CISA warns of hackers exploiting critical bug in Array Networks SSL VPN products
Take action: If you are using Array Network AG or vxAG appliances, and haven't patched them since March 2023, it's high time to patch immediately. These devices are exposed to the internet by design. You can mitigate some of the issues via the blacklist commands, but at a price of functionality. Don't be lazy, apply the patches.
Learn More
CISA and Array Networks warn of a critical security vulnerability in their SSL VPN products (AG Series and vxAG Series) actively being exploited by threat actors.
This flaw, tracked as CVE-2023-28461 (CVSS score 9.8), is an authentication bypass vulnerability that enables remote code execution. The vulnerability affects Array AG Series (hardware appliances) and vxAG Series (virtual appliances) running ArrayOS version 9.4.0.481 and earlier.
These products are widely deployed, serving over 5,000 customers globally, including enterprises, service providers, and government organizations, providing secure remote and mobile access to corporate networks, enterprise applications, and cloud services.
The flaw enables attackers to browse the filesystem without authentication, execute remote code on the SSL VPN gateway, exploit the system using flags attribute in HTTP headers and access the system through a vulnerable URL
Array Networks addressed this vulnerability in March 2023 with the release of version 9.4.0.484. The U.S. Cybersecurity and Infrastructure Security Agency (CISA) has added this vulnerability to their Known Exploited Vulnerabilities (KEV) catalog due to evidence of active exploitation in the wild. Federal Civilian Executive Branch (FCEB) agencies have been given until December 16, 2024, to implement the necessary patches.
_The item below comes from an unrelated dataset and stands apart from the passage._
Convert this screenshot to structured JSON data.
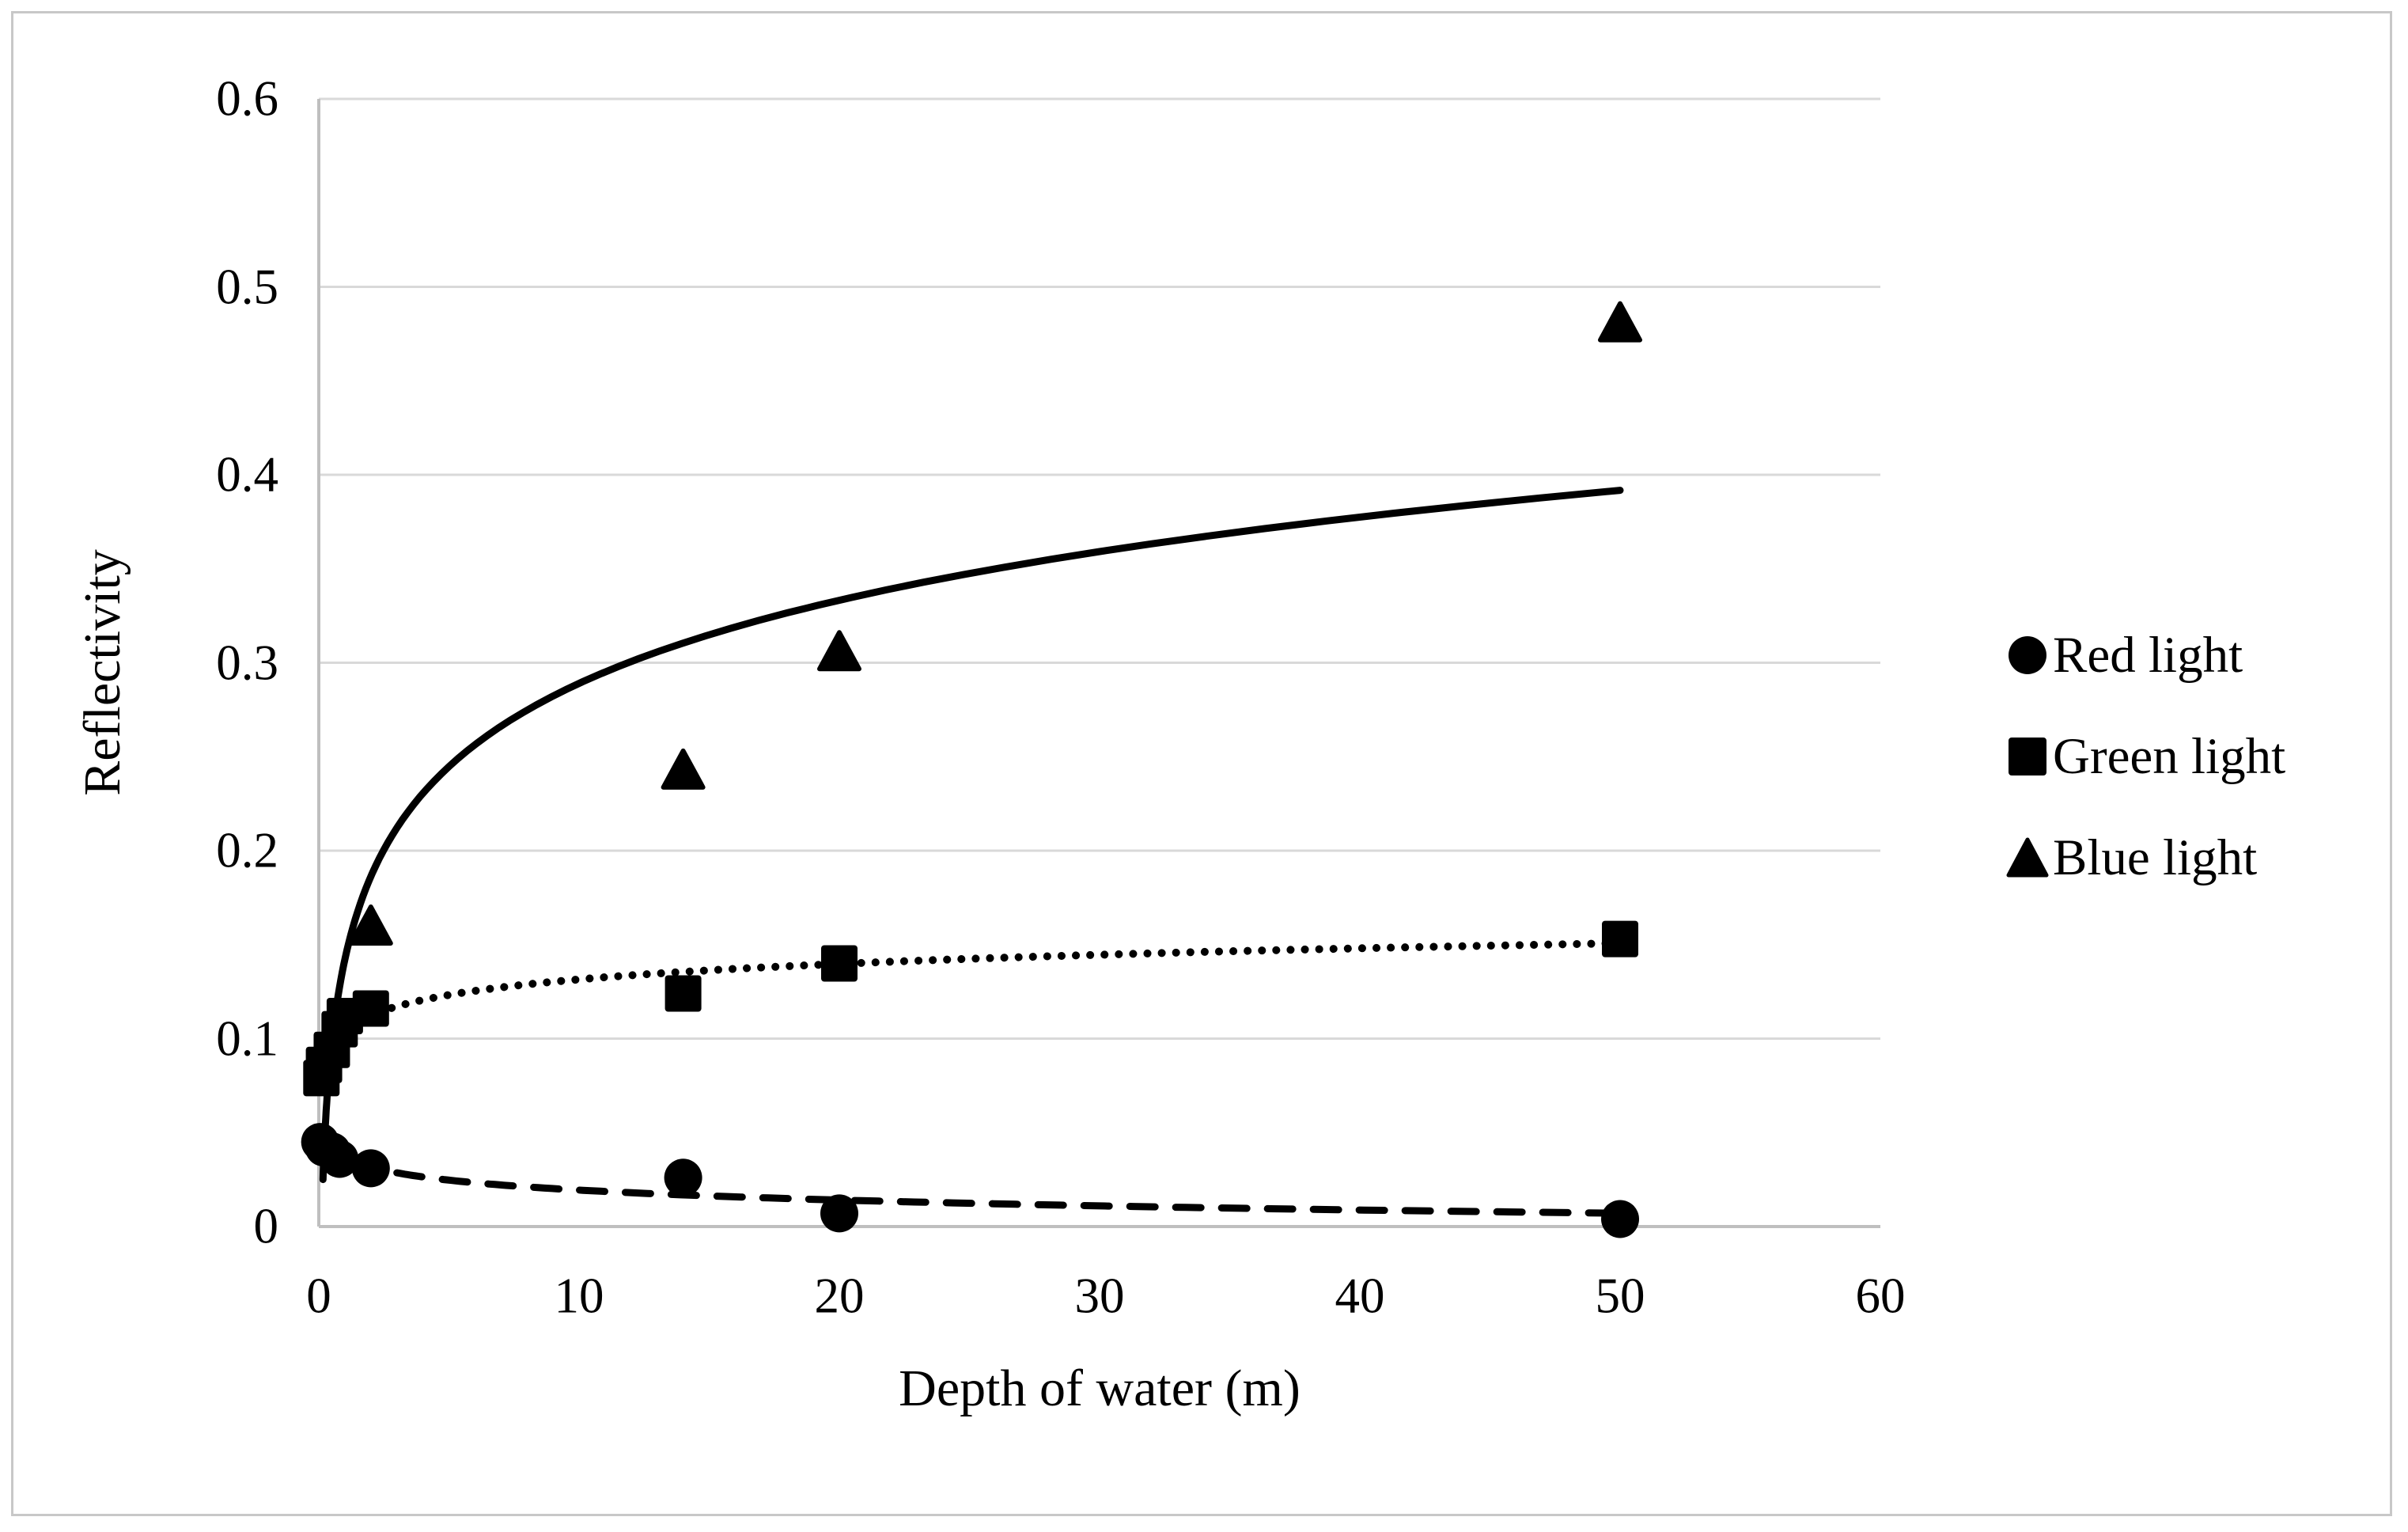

Recent intelligence from Trend Micro has identified that a Chinese cyber espionage group known as Earth Kasha (also called MirrorFace) has been actively exploiting this vulnerability. While primarily targeting Japanese organizations, the group has also been observed targeting entities in Taiwan, India, and Europe. According to research by VulnCheck, there are currently over 440,000 internet-accessible hosts potentially vulnerable to this exploit.
For organizations unable to immediately update, Array Networks has provided mitigation commands in their security advisory, but they come with caveats to impact certain functionalities.